Он был известным человеком в городе, крупной величиной не только в масштабах их области, но и во всей оборонной отрасли, и, как водится, похороны были устроены помпезные, соответственно официальному положению, регалиям и чину, но которые никак не шли к нему, оставшемуся до гробовой доски человеком скромным, не любившим излишнего шума, а уж тем паче многолюдной суеты вокруг себя.
И вот осталась она одна, и хочешь не хочешь, надо было жить дальше. И тогда же, как ни странно, а может быть, и обычно, согласно стандартам людского мироустройства, со смертью ее отца, весьма влиятельного человека, враз исчезли куда-то оба ее еще недавно столь преданных ухажера. Видно, что- то сразу обессмыслилось для них, ребят земных и практичных. «Деактуализировалось», говоря выспренним, но точным научным языком.
То время многое показало, многое объяснило, многому научило. И она смотрела на все вокруг с каким-то новым интересом узнавания дотоле неведомой объективной реальности. Вакуум, в котором оказалась она тогда, был поразительным, неправдоподобным. В нем было пусто и холодно, но там хорошо думалось и многое очищалось, освобождалось от случайных напластований, открывая подлинное лицо суровой и бездушной жизни.
Что оставалось? Чем, кроме учебы, книжек и прелюдий Шопена — то из динамиков проигрывателя, то слетающих с клавиш старого немецкого пианино, — можно было жить и дышать в этой пустоте?

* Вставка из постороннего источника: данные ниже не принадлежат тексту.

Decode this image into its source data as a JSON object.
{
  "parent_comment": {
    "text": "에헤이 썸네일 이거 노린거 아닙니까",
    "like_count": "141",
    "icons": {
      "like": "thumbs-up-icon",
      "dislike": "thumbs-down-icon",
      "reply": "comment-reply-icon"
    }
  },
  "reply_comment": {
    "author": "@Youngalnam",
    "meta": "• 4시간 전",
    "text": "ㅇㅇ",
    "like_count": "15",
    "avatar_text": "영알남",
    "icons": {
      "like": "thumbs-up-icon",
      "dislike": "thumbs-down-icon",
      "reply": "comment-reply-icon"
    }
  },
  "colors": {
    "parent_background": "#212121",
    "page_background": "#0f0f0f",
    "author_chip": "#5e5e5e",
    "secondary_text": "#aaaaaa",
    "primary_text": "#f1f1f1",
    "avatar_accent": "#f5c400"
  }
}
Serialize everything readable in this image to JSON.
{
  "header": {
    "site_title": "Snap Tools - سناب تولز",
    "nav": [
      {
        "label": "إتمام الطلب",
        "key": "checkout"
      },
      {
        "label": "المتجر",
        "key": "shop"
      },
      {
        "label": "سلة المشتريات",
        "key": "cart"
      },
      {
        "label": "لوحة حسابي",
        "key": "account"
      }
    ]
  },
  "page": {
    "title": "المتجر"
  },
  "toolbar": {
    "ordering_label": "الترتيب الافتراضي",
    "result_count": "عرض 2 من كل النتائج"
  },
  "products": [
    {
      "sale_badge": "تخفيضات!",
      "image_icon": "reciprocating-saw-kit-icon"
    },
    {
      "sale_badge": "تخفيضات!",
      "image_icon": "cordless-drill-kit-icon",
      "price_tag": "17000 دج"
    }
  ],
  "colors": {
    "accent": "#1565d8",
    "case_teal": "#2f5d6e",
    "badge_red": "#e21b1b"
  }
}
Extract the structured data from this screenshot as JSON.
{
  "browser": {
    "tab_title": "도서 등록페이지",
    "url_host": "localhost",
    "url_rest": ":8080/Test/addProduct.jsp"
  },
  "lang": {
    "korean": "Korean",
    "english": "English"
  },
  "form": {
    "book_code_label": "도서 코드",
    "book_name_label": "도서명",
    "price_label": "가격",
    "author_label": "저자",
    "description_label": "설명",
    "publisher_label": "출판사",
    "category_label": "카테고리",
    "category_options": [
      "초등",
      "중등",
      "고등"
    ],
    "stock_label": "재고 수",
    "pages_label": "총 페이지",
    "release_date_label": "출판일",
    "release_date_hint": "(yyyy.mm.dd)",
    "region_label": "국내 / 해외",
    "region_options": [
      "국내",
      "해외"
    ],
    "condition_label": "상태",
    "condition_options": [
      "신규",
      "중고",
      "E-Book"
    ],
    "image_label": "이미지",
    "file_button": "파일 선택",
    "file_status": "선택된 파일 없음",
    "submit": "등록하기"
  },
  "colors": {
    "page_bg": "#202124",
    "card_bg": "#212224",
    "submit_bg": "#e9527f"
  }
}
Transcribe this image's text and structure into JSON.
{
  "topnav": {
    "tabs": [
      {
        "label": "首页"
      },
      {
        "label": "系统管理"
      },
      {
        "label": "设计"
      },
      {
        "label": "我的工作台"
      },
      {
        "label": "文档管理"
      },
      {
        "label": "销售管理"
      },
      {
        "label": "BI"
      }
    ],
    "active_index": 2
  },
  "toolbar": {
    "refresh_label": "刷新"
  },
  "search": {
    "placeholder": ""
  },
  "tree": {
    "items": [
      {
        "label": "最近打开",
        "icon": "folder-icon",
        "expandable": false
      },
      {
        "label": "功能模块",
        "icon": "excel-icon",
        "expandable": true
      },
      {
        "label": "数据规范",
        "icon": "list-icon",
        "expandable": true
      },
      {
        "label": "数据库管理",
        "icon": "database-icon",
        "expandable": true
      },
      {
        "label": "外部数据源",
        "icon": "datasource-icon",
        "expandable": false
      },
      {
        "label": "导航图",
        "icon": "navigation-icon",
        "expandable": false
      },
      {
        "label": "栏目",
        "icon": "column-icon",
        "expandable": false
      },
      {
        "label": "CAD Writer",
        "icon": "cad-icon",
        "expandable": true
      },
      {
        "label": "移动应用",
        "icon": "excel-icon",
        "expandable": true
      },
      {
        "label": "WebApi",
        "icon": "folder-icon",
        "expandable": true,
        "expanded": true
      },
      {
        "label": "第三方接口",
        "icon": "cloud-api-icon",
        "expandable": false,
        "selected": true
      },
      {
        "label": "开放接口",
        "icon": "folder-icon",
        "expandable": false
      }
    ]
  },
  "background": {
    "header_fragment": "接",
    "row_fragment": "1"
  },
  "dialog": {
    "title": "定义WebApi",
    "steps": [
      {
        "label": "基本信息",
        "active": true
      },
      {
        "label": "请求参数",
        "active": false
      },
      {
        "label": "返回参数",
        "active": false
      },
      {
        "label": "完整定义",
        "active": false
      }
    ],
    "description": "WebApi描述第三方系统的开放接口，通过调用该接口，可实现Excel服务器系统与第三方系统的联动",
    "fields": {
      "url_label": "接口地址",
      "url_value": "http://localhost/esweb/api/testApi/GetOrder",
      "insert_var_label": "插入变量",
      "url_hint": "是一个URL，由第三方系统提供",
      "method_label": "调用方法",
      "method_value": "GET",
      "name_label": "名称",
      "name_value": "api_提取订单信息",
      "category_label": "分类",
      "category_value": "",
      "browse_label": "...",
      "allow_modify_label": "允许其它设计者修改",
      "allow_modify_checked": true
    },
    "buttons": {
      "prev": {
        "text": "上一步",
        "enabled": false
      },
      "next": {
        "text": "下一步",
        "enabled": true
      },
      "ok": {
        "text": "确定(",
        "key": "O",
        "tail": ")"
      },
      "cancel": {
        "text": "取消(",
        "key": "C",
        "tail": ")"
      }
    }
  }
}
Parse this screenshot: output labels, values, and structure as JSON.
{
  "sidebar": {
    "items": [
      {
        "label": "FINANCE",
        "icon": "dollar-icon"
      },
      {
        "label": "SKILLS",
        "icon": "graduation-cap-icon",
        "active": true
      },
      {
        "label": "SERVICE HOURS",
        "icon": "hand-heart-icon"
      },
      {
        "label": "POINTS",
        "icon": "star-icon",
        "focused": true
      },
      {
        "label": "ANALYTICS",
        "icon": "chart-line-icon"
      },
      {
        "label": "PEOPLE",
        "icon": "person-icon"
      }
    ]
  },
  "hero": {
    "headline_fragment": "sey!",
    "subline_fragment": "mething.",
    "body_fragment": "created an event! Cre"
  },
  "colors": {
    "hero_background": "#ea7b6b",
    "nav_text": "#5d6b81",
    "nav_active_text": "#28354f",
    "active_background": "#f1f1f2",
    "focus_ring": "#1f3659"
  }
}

И она занималась, грызла гранит — философию, социологию, политэкономию, читала стихи и прозу, о чем-то разговаривала с подругами, играла Шопена и Рахманинова, слушала кассеты и пластинки... Большой японский телевизор так и не был включен больше ни разу с того дня, четвертого октября.
По воскресеньям, невзирая на непогоду, дождь, слякоть и снег, Наташа неизменно отправлялась на кладбище и проводила там несколько часов на отцовской могиле, у нового памятника, возведенного за счет завода и министерства: как оказалось, директор большого объединения, многолетний член горкома, лауреат самых высоких премий, «литерный» номенклатурный работник одного из самых секретных и престижных министерств, уйдя из жизни, не оставил почти никаких сбережений.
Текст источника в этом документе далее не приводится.